The fact is, I only have so much emotional energy.
It takes emotional energy to continue trying to improve my writing, to continue to seek publication in the face of repeated rejection. To say, "No, they're wrong," even though "they" are the experts and power-holders who could grant me entry into that world I so long to join, the realm of published authors; "No, they're wrong, and I'm just going to find someone else who is right," meaning, of course, some other pub that will give my work public play.
It takes emotional energy to deal with my temperamental genius son, who states with a straight face (and I can only believe him, the evidence supports it), "I like fighting and arguing, it's fun." It takes a great deal of emotional energy and creativity to find ways to motivate this stubborn mule, this freakishly annoying child, to adopt behaviors that will help him avoid making enemies everywhere he goes, especially when what works on him one week loses its effectiveness the following week. It takes vast reservoirs of emotional energy to feel the eyes of shop workers and other parents boring into my back and know they are thinking, "Get control of your kid," or "What a brat!" or "If my child ever acted that way, I'd do something about it," and say, "No, they're wrong, I AM a good mother, I'm doing the best I can and it could be a lot worse, and some of the things you wish I would try I HAVE tried and they only make him dig in his heels harder."
It takes emotional energy to send out resume after resume, to call back and wiggle my toe in the door, to attend interviews, to sell myself and my skills (when salesmanship has never been one of my strengths), and then to get the form letter rejection or no answer at all which must be interpreted as rejection after a certain length of time has passed; and to say, "No, they're wrong, they're missing out on a dedicated and talented employee and it's their loss. No, they're wrong and if they can't see that, then I wouldn't want to work for them anyway. And I'm just going to find someone else who is right," meaning, of course, someone who WILL hire me.
It takes a great deal of emotional energy to meet all the world's NOs time after time after time, with a great big fat NO of my own: "NO, YOU'RE WRONG. You're wrong about me, my skills, my creations, my child -- you're ALL WRONG and I will PROVE I'm right!"
And after shouting all of THESE NOs back at the world, I find I am out of the emotional energy that would be necessary to say, "No, I'm not going to eat that; no, I'm not hungry and even if I were, hunger is a good thing right now."
This summer, ever since about April, has been filled with all kinds of NO; and it has not been a good summer for my weight-loss goals.
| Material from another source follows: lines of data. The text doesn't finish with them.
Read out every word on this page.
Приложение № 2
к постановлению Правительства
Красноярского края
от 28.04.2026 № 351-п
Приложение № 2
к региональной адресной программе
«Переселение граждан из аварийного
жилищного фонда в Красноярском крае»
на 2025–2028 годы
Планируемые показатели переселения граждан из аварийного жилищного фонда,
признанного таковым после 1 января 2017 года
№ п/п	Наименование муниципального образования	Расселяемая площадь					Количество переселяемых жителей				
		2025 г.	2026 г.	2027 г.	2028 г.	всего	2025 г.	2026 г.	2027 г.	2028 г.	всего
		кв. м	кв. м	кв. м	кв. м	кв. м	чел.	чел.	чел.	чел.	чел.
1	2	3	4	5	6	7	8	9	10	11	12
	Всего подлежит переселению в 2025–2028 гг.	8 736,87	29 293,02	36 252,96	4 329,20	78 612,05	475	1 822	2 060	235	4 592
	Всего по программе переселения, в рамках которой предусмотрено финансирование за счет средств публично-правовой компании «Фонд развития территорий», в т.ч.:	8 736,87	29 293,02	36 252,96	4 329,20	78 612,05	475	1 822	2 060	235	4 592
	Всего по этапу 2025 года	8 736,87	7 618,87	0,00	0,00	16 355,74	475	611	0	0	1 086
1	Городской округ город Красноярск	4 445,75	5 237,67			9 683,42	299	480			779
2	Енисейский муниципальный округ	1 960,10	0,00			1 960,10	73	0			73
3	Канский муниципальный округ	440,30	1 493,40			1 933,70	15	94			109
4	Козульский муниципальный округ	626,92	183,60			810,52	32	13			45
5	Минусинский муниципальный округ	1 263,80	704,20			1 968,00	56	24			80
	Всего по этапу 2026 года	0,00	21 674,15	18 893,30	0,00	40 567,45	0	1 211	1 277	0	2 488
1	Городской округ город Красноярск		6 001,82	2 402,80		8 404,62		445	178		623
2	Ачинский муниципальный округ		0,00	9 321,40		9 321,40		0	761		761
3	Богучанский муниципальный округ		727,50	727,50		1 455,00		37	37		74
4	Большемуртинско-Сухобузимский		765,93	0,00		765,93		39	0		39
Not only am I not moving forward, I'm backsliding. All I can do right now is damage control, on the weight-loss front.
But I have a great need right now to feel like a success at SOMETHING; so maybe if I can just scrape up enough emotional energy to get back on that weight-loss wagon--that thing which is wholly under my own control, and does not depend in the slightest degree on the efforts or responses or judgments of others--then success there would help me refill my emotional reservoir enough to help with the other things, too.
So on that note, I am going to turn off my computer, go on a long walk that will end up at the local Rec Center, and then swim laps until I can't move my arms anymore.